Working Paper
How do capital markets value the integration of artificial intelligence and advanced analytics (AIAA) into traditional industries? Grounded in the “financialized” dynamic capabilities construct, the authors develop and test an empirical framework for evaluating AIAA deals, analyzing stock market reactions to 397 announcements by biopharmaceutical (biopharma) firms between 2001 and 2020. Their central finding is that observable firm characteristics predict economically substantial variation in returns, a 3.5 percentage point “value spread” between firms positioned to capture value and those for whom identical investments destroy wealth. While average announcement returns are modest (0.58%), this mean masks economically substantial heterogeneity.

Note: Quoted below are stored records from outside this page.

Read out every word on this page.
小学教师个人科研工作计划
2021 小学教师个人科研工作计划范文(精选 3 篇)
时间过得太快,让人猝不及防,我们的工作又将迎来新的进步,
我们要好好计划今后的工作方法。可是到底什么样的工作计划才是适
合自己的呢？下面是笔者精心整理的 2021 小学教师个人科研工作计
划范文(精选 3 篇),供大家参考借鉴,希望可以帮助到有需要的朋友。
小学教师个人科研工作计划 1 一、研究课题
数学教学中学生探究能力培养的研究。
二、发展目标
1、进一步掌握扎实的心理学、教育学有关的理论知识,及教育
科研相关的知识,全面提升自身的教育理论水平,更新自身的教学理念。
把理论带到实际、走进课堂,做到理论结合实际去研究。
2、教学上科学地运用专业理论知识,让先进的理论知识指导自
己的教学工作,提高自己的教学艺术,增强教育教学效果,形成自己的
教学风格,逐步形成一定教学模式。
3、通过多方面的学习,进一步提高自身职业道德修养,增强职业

Deal attributes matter with markets assigning premiums to discovery-focused deals (+1.3%) and multi- indication platforms (+1.1%), rewarding investments that expand opportunity sets over those optimizing current operations. More consequentially for understanding market reactions, organizational readiness (proxied by R&D intensity and asset turnover) dramatically moderates returns. High-readiness biopharma firms achieve +2.6% returns on discovery-focused deals while low-readiness firms experience -0.9% returns on identical deal types. This spread reflects that operational excellence could become a liability when pursuing discovery-focused AIAA investments. Finally, exploratory temporal analysis suggests markets learn to price integration friction over time, exhibiting a “Valuation J-Curve.” Their findings highlight the nuanced relationship between AIAA deals and market valuation. Moreover, their framework demonstrates that dynamic capabilities, traditionally considered unobservable, function as priced assets whose valuation can be understood through publicly available data.